ASISA stats Q4 – trend into asset allocation continues
Jeremy Gardiner, director at Investec Asset Management, shares his insights following the release of Asisa’s Q4 statistics
The fourth quarter of 2012 saw the trend towards asset allocation funds continue with a net R18.7 billion allocated in this direction. This once again highlights the confusion experienced by investors at the moment, where markets ignore negative fundamentals and continue to trend upwards.
Of course any environment where markets are gradually rising (like the JSE, where the All Share Index produced a total return of 27% in 2012) is going to attract the attention of investors. It therefore comes as no surprise that we also saw a small pick-up in flows into equity funds.
We expect these trends to continue, as a healing world should mean less volatility coupled with increased risk-taking, which means equities should continue to gradually gain favour.
This definitely points to a change in the mood among investors, as confirmed by a survey of South African institutional investors conducted by the Bank of America Merrill Lynch, which indicated that sentiment towards equities is improving. 69% of respondents were equity bulls on a 12-month basis at the end of last year versus 38% of respondents bullish on equities in mid-2012.
Another trend which will probably gain traction from here on is the switch to offshore investment as investors become increasingly concerned about the future of the rand. Sadly, this is not the right time for such a strategy – the right time would have been two years ago when the rand was trading in the region of R6,60 to the dollar.
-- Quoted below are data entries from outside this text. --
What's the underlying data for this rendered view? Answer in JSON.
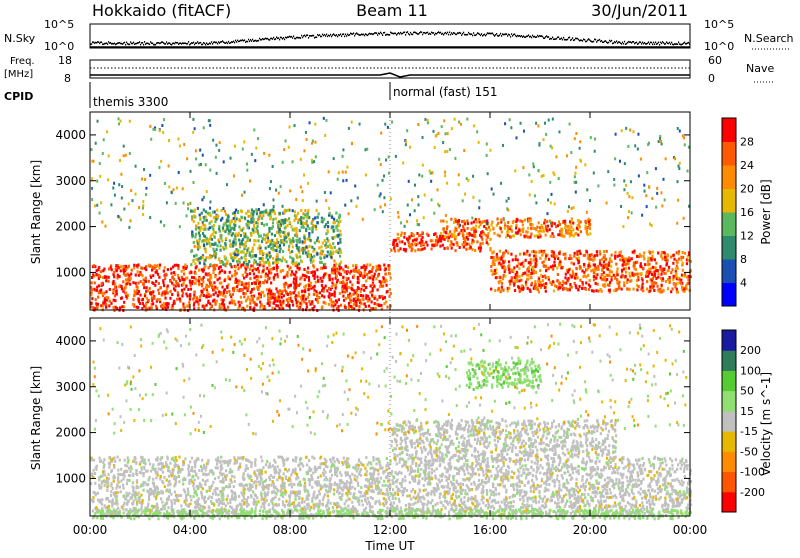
{
  "header": {
    "station": "Hokkaido (fitACF)",
    "beam": "Beam 11",
    "date": "30/Jun/2011"
  },
  "nsky_panel": {
    "left_label": "N.Sky",
    "right_label": "N.Search",
    "left_ticks": [
      "10^5",
      "10^0"
    ],
    "right_ticks": [
      "10^5",
      "10^0"
    ]
  },
  "freq_panel": {
    "left_label_1": "Freq.",
    "left_label_2": "[MHz]",
    "right_label": "Nave",
    "left_ticks": [
      "18",
      "8"
    ],
    "right_ticks": [
      "60",
      "0"
    ]
  },
  "cpid_panel": {
    "label": "CPID",
    "modes": [
      {
        "name": "themis 3300",
        "start_hour": 0
      },
      {
        "name": "normal (fast) 151",
        "start_hour": 12
      }
    ]
  },
  "time_axis": {
    "label": "Time UT",
    "ticks": [
      "00:00",
      "04:00",
      "08:00",
      "12:00",
      "16:00",
      "20:00",
      "00:00"
    ]
  },
  "power_panel": {
    "ylabel": "Slant Range [km]",
    "yticks": [
      "1000",
      "2000",
      "3000",
      "4000"
    ],
    "colorbar_label": "Power [dB]",
    "colorbar_ticks": [
      "4",
      "8",
      "12",
      "16",
      "20",
      "24",
      "28"
    ],
    "colors": [
      "#0000ff",
      "#1a4fb3",
      "#2e8b6e",
      "#5cb85c",
      "#e6b800",
      "#ff8c00",
      "#ff5a00",
      "#ff0000"
    ]
  },
  "velocity_panel": {
    "ylabel": "Slant Range [km]",
    "yticks": [
      "1000",
      "2000",
      "3000",
      "4000"
    ],
    "colorbar_label": "Velocity [m s^-1]",
    "colorbar_ticks": [
      "200",
      "100",
      "50",
      "15",
      "-15",
      "-50",
      "-100",
      "-200"
    ],
    "colors": [
      "#1a1aa0",
      "#2e7d5a",
      "#55cc33",
      "#8fe070",
      "#c0c0c0",
      "#e6b800",
      "#ff8c00",
      "#ff5500",
      "#ff0000"
    ]
  },
  "chart_data": [
    {
      "type": "heatmap",
      "title": "Power",
      "x_unit": "hour UT",
      "xlim": [
        0,
        24
      ],
      "ylabel": "Slant Range [km]",
      "ylim": [
        180,
        4500
      ],
      "colorbar_label": "Power [dB]",
      "clim": [
        0,
        32
      ],
      "description_regions": [
        {
          "hours": [
            0,
            12
          ],
          "range_km": [
            200,
            1200
          ],
          "power_db": 28
        },
        {
          "hours": [
            4,
            10
          ],
          "range_km": [
            1200,
            2400
          ],
          "power_db": 14
        },
        {
          "hours": [
            12,
            16
          ],
          "range_km": [
            1500,
            1900
          ],
          "power_db": 28
        },
        {
          "hours": [
            14,
            20
          ],
          "range_km": [
            1800,
            2200
          ],
          "power_db": 24
        },
        {
          "hours": [
            16,
            24
          ],
          "range_km": [
            600,
            1500
          ],
          "power_db": 26
        }
      ]
    },
    {
      "type": "heatmap",
      "title": "Velocity",
      "x_unit": "hour UT",
      "xlim": [
        0,
        24
      ],
      "ylabel": "Slant Range [km]",
      "ylim": [
        180,
        4500
      ],
      "colorbar_label": "Velocity [m s^-1]",
      "clim": [
        -250,
        250
      ],
      "description_regions": [
        {
          "hours": [
            0,
            24
          ],
          "range_km": [
            200,
            1500
          ],
          "velocity": 0
        },
        {
          "hours": [
            0,
            24
          ],
          "range_km": [
            150,
            350
          ],
          "velocity": 30
        },
        {
          "hours": [
            12,
            21
          ],
          "range_km": [
            1500,
            2300
          ],
          "velocity": 0
        },
        {
          "hours": [
            15,
            18
          ],
          "range_km": [
            3000,
            3600
          ],
          "velocity": 40
        }
      ]
    }
  ]
}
On the whole, we believe 2013 will be another strong year for equities, although not to the extent of returns experienced last year. Certainly the environment this year should be in favour of emerging markets and emerging market currencies. We as a country, however, need to understand the importance of creating an environment that is attractive to both short-term and long-term capital if we are going to take our fair share of the flows. We don’t have an automatic invitation to the party and if we continue displaying hostility towards foreign investment, as has been evidenced over the past six months, we must not be surprised if the rand, growth and jobs collapse. Investors have a lot of options in developing markets, many of which are growing faster and have a more friendly business environment than us.